There are r length(unique(scca_get_clusters(scca)$cluster)) leaf nodes or clusters identified by the heuristic. The process of K-means clustering has a stochastic component in the initialisation, that is, the choice of the starting centroids, which are random. The subsequent algorithm of optimising the clustering is deterministic, but still, the random initialisation might lead to stochasticity. We advise the user to try out different seeds to investigate the sensitivity of the process to this stochastic effect in K-means, which differs per system.

The attributes asked to be printed in scca_print() have the following meaning: n_labs is the number of observations (labels), k is the number of relevant Eigenvalues (i.e. before the eigengap) at each branch node, node_type is the type of branch (internal) or leaf (terminal) nodes. If no attribute is given, then only the tree hierarchy is printed.

`scca_get_clusters()`: retrieve and plot/map clusters

The function scca_get_clusters saves the observations and the cluster it has been assigned to, in an object. which allows to map obtained clusters or bioregions.

# save the clusters in object scca
(clusts<-scca_get_clusters(scca))

## how many clusters?
length(unique(clusts$cluster))


# plotting clusters
plot(sites$lon,sites$lat,
     col = adjustcolor('grey',0.4),
     pch = 19,
     cex = 0.3)

for(i in sort(unique(clusts$cluster))) {#i=2
  points(
    sites$lon[which(clusts$cluster==i)],
    sites$lat[which(clusts$cluster==i)],
    pch = 19,
    cex = 0.5,
    col = adjustcolor(hcl.colors(22)[i],0.6))
}

Regions shaded in different colors represent each cluster or bioregion. The loop above plots all clusters sequentially, but it would be easy to plot any single cluster by adjusting the range of values for i.

`scca_get_node()`: retrieve any given node (axis) and plot its eigen-spectrum

This function retrieves the values for any given node in object scca, which allows to, for example plot eigenspectrums. Type ?scca_get_node at the R console to see which information is stored in a node. Not only for leaf nodes but also for bracnch nodes.

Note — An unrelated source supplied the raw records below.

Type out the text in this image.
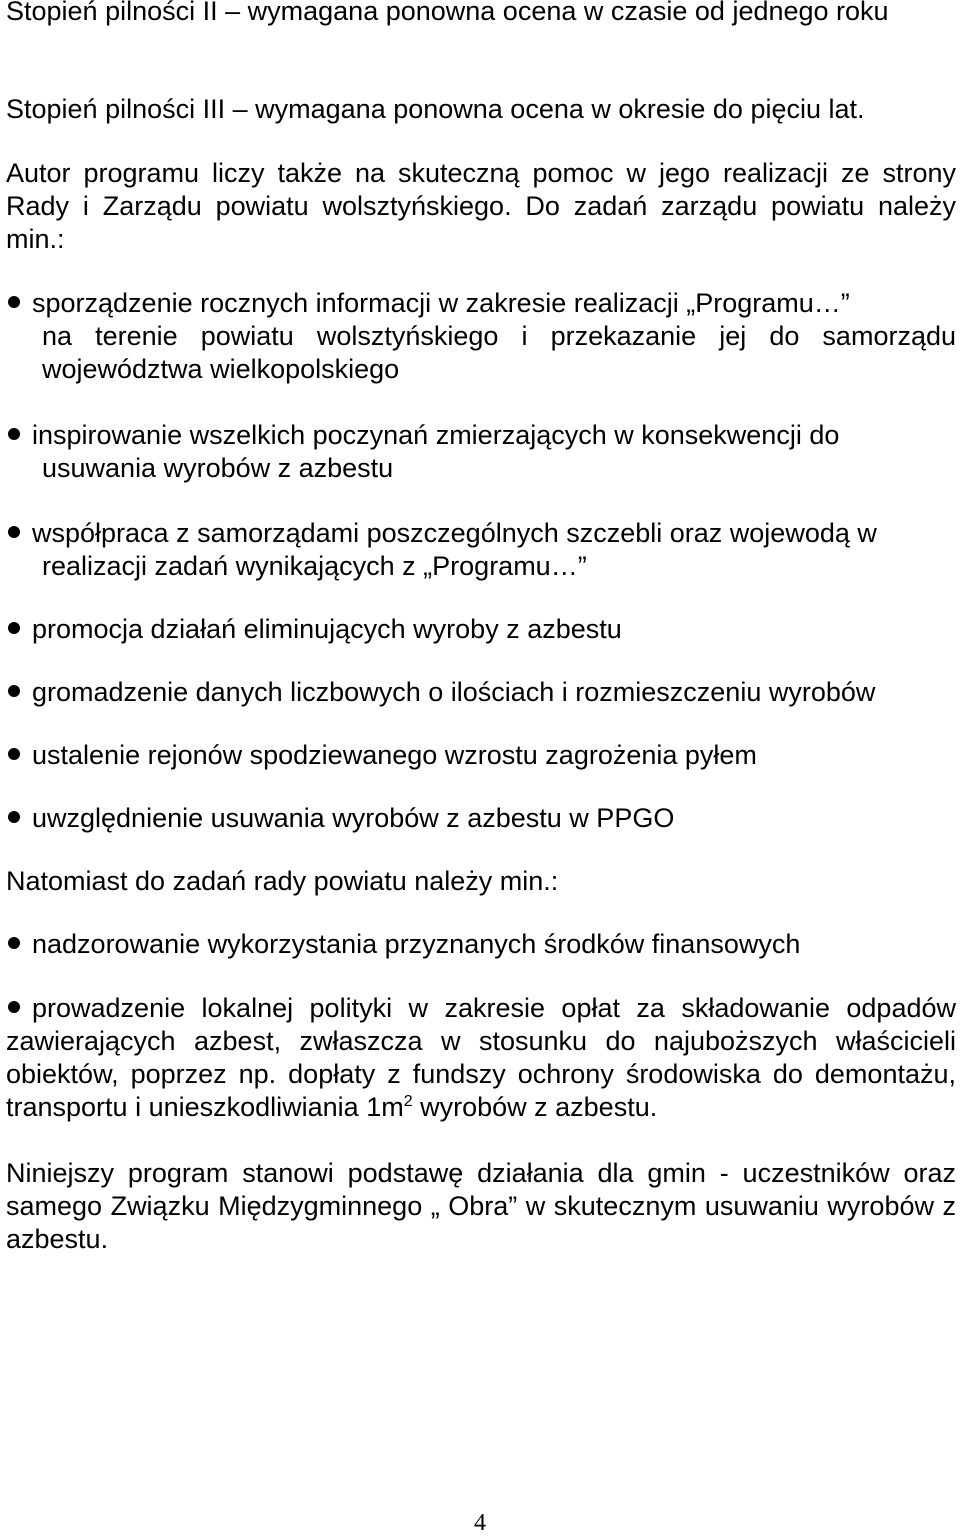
Stopień pilności II – wymagana ponowna ocena w czasie od jednego roku

Stopień pilności III – wymagana ponowna ocena w okresie do pięciu lat.

Autor programu liczy także na skuteczną pomoc w jego realizacji ze strony Rady i Zarządu powiatu wolsztyńskiego. Do zadań zarządu powiatu należy min.:

sporządzenie rocznych informacji w zakresie realizacji „Programu…”
na terenie powiatu wolsztyńskiego i przekazanie jej do samorządu województwa wielkopolskiego
inspirowanie wszelkich poczynań zmierzających w konsekwencji do
usuwania wyrobów z azbestu
współpraca z samorządami poszczególnych szczebli oraz wojewodą w
realizacji zadań wynikających z „Programu…”
promocja działań eliminujących wyroby z azbestu
gromadzenie danych liczbowych o ilościach i rozmieszczeniu wyrobów
ustalenie rejonów spodziewanego wzrostu zagrożenia pyłem
uwzględnienie usuwania wyrobów z azbestu w PPGO

Natomiast do zadań rady powiatu należy min.:

nadzorowanie wykorzystania przyznanych środków finansowych
prowadzenie lokalnej polityki w zakresie opłat za składowanie odpadów zawierających azbest, zwłaszcza w stosunku do najuboższych właścicieli obiektów, poprzez np. dopłaty z fundszy ochrony środowiska do demontażu, transportu i unieszkodliwiania $1m^2$ wyrobów z azbestu.

Niniejszy program stanowi podstawę działania dla gmin - uczestników oraz samego Związku Międzygminnego „ Obra” w skutecznym usuwaniu wyrobów z azbestu.

4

node1 <- scca_get_node(scca, node = 1)

## check eigenvalues:

## plot eigenspectrum
plot(
  x = 1:length(node1$spectrum),
  y = node1$spectrum,
  ylab = "Eigenvalues",
  xlab = "Index")

There is however, a more direct function to plot the eigen spectrum for any given node: scca_plot_spectrum().

## the same can be done directly with function scca_plot_spectrum()
scca_plot_spectrum(scca,
  node = 1,
  plot = TRUE)

These plots show the sorted spectrum for all data (node 1), showing two eigenvectors with value equal 1, indicating that there are two fully disconnected clusters. Function scc_plot_spectrum() also prints the sorted eigenvalues as a table.